5 Money Mistakes New Parents Make

With a new baby you probably feel as if you’re learning everything again from scratch, so the last thing you need is to make rookie mistakes when it comes to your new family finances.

The arrival of a new baby brings a whole new set of money issues, from childcare and medical costs to clothes and cots. When you’re stressed or under pressure, you’re more likely to handle your money in ways that solve problems immediately, but aren’t the best long-term move. But as the saying goes, forewarned is forearmed. Here are five common pitfalls to avoid.

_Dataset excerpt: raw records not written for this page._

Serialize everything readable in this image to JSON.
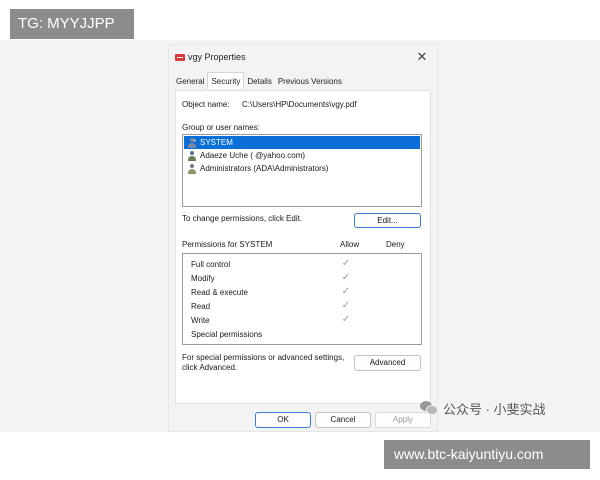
{
  "overlay": {
    "top_tag": "TG: MYYJJPP",
    "bottom_tag": "www.btc-kaiyuntiyu.com",
    "watermark": "公众号 · 小斐实战"
  },
  "window": {
    "title": "vgy Properties",
    "close_symbol": "✕"
  },
  "tabs": [
    {
      "label": "General"
    },
    {
      "label": "Security",
      "active": true
    },
    {
      "label": "Details"
    },
    {
      "label": "Previous Versions"
    }
  ],
  "security": {
    "object_name_label": "Object name:",
    "object_name_value": "C:\\Users\\HP\\Documents\\vgy.pdf",
    "group_label": "Group or user names:",
    "users": [
      {
        "name": "SYSTEM",
        "icon": "group-icon",
        "selected": true
      },
      {
        "name": "Adaeze Uche (                     @yahoo.com)",
        "icon": "user-icon",
        "selected": false
      },
      {
        "name": "Administrators (ADA\\Administrators)",
        "icon": "admin-group-icon",
        "selected": false
      }
    ],
    "change_text": "To change permissions, click Edit.",
    "edit_button": "Edit...",
    "permissions_title": "Permissions for SYSTEM",
    "allow_header": "Allow",
    "deny_header": "Deny",
    "permissions": [
      {
        "name": "Full control",
        "allow": true,
        "deny": false
      },
      {
        "name": "Modify",
        "allow": true,
        "deny": false
      },
      {
        "name": "Read & execute",
        "allow": true,
        "deny": false
      },
      {
        "name": "Read",
        "allow": true,
        "deny": false
      },
      {
        "name": "Write",
        "allow": true,
        "deny": false
      },
      {
        "name": "Special permissions",
        "allow": false,
        "deny": false
      }
    ],
    "advanced_text_line1": "For special permissions or advanced settings,",
    "advanced_text_line2": "click Advanced.",
    "advanced_button": "Advanced"
  },
  "footer": {
    "ok": "OK",
    "cancel": "Cancel",
    "apply": "Apply"
  },
  "check_symbol": "✓"
}
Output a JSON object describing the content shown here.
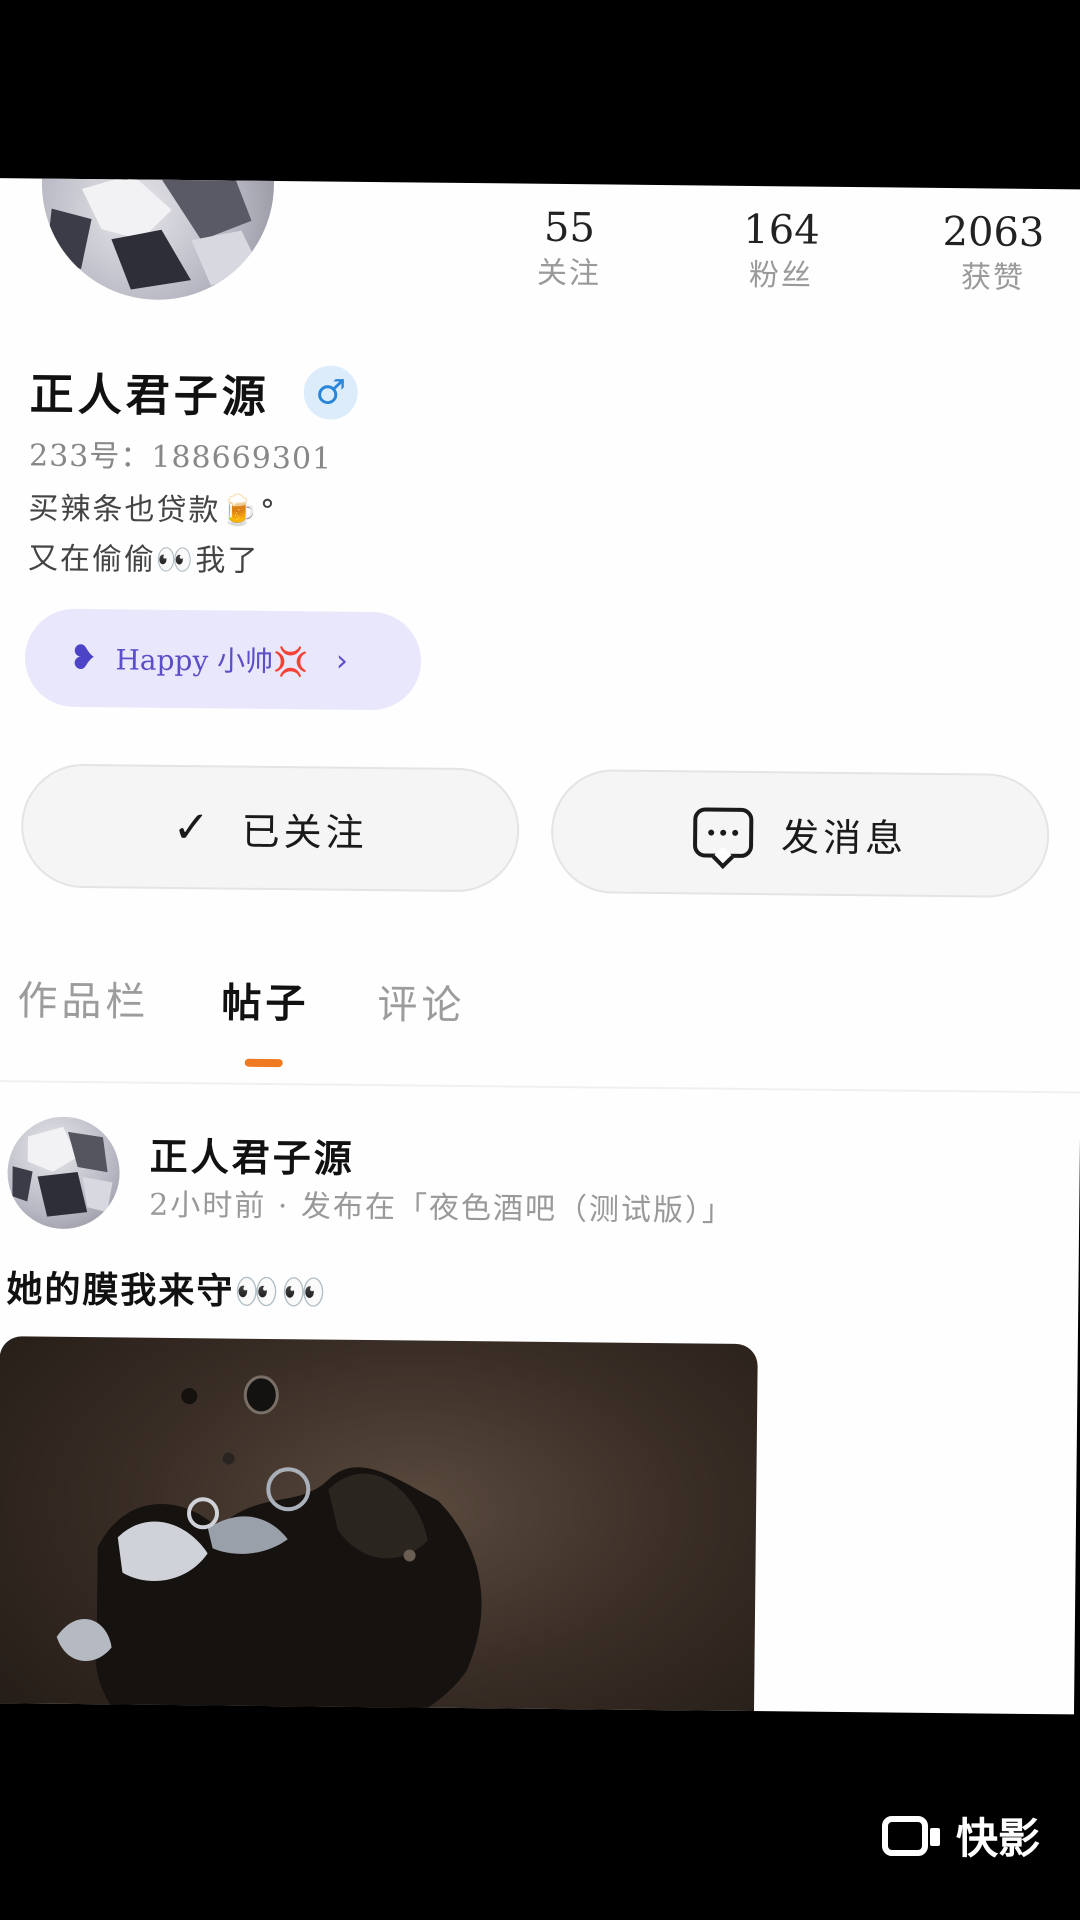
{
  "profile": {
    "name": "正人君子源",
    "gender_symbol": "♂",
    "uid": "233号：188669301",
    "bio_line1": "买辣条也贷款🍺°",
    "bio_line2": "又在偷偷👀我了",
    "tag_label": "Happy 小帅💢",
    "tag_icon": "heart-icon"
  },
  "stats": [
    {
      "value": "55",
      "label": "关注"
    },
    {
      "value": "164",
      "label": "粉丝"
    },
    {
      "value": "2063",
      "label": "获赞"
    }
  ],
  "actions": {
    "follow_label": "已关注",
    "message_label": "发消息"
  },
  "tabs": [
    {
      "label": "作品栏",
      "active": false
    },
    {
      "label": "帖子",
      "active": true
    },
    {
      "label": "评论",
      "active": false
    }
  ],
  "post": {
    "author": "正人君子源",
    "meta": "2小时前 · 发布在「夜色酒吧（测试版）」",
    "text": "她的膜我来守👀👀"
  },
  "watermark": {
    "label": "快影"
  },
  "colors": {
    "accent_orange": "#f07a22",
    "tag_bg": "#e9e7fb",
    "tag_text": "#5b4fc9",
    "gender_blue": "#2a86d8"
  }
}
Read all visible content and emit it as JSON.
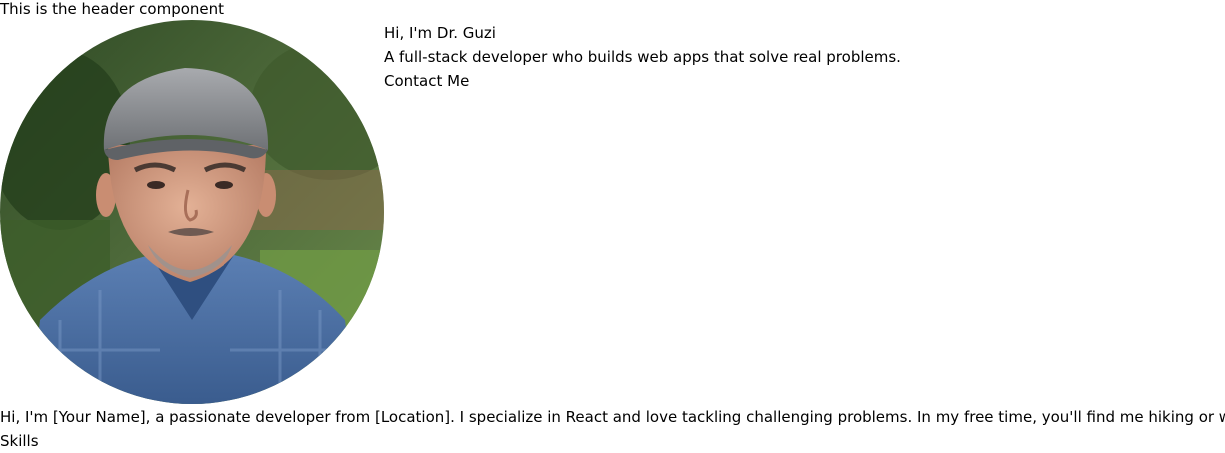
{
  "header": {
    "note": "This is the header component"
  },
  "hero": {
    "greeting": "Hi, I'm Dr. Guzi",
    "tagline": "A full-stack developer who builds web apps that solve real problems.",
    "contact_label": "Contact Me"
  },
  "about": {
    "text": "Hi, I'm [Your Name], a passionate developer from [Location]. I specialize in React and love tackling challenging problems. In my free time, you'll find me hiking or working on s"
  },
  "skills": {
    "heading": "Skills"
  }
}
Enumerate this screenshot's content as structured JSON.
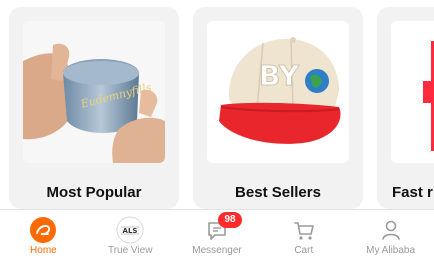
{
  "categories": [
    {
      "label": "Most Popular",
      "thumb_icon": "tin-can-product-image",
      "thumb_text": "Eudemnyfills"
    },
    {
      "label": "Best Sellers",
      "thumb_icon": "baseball-cap-product-image",
      "thumb_text": "BY"
    },
    {
      "label": "Fast r",
      "thumb_icon": "product-image"
    }
  ],
  "tabbar": {
    "tabs": [
      {
        "label": "Home",
        "icon": "alibaba-home-icon",
        "active": true
      },
      {
        "label": "True View",
        "icon": "als-icon",
        "icon_text": "ALS"
      },
      {
        "label": "Messenger",
        "icon": "message-icon",
        "badge": "98"
      },
      {
        "label": "Cart",
        "icon": "cart-icon"
      },
      {
        "label": "My Alibaba",
        "icon": "person-icon"
      }
    ]
  },
  "colors": {
    "accent": "#ff6a00",
    "badge": "#ff2b2b",
    "card_bg": "#f2f2f2",
    "cap_red": "#e8262b",
    "cap_cream": "#efe4cf"
  }
}
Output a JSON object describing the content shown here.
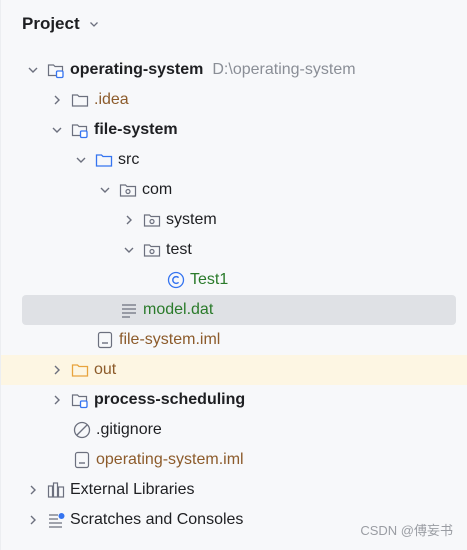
{
  "header": {
    "title": "Project"
  },
  "tree": {
    "root_label": "operating-system",
    "root_path": "D:\\operating-system",
    "idea_label": ".idea",
    "filesystem_label": "file-system",
    "src_label": "src",
    "com_label": "com",
    "system_label": "system",
    "test_label": "test",
    "test1_label": "Test1",
    "modeldat_label": "model.dat",
    "filesystem_iml_label": "file-system.iml",
    "out_label": "out",
    "process_label": "process-scheduling",
    "gitignore_label": ".gitignore",
    "os_iml_label": "operating-system.iml",
    "extlib_label": "External Libraries",
    "scratches_label": "Scratches and Consoles"
  },
  "watermark": "CSDN @傅妄书",
  "colors": {
    "selected_row": "#dfe1e5",
    "highlight_row": "#fdf6e3",
    "module_badge": "#3574f0",
    "excluded_folder": "#e8a33d",
    "class_icon": "#3574f0",
    "brown_text": "#8c5b2b",
    "green_text": "#2a7a2a"
  }
}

  1. Overspending on baby items: Be honest – do you want that $2000 pram because it perfectly suits your needs, or because it’s a favourite with celebrity mums? Another mistake is buying items that have been recommended by friends who have a very different lifestyle: that three-wheeler pram won’t be much use if you’ve never jogged a day in your life and never will. Don’t get caught up in buying baby equipment based on a brand name – but of course, never scrimp when it comes to safety.
  2. Failing to factor in childcare: After the first year (or perhaps even earlier), you’ll be faced with the question of childcare. With some centres charging $100 and up per day, will you be able to carry the cost? Start a high-interest savings account early on so you won’t face such a shock to the budget when you decide to go back to work.
  3. Assuming you won’t qualify for Family Assistance: Get acquainted with tax benefits, as you may be surprised to learn what you’re eligible for.
  4. Ignoring insurance: It’s the last thing you want to think of, and you really could use the money you’d spend on a new insurance policy, but your top priority now is ensuring your dependents are provided for. Seriously consider life insurance and income protection policies for you and your partner – if you’re faced with the unexpected, would one parent be able to cope?
  5. Saving under your child’s name: Do this with the understanding that your child will be free to use that money as they please down the track. If you want to avoid a scenario where your 18-year-old plans to use the funds you’d scrimped and saved for university on a backpacking trip or a year off from work and study, then start a separate savings account under your name. Compare current savings accounts rates to see how far your savings could go.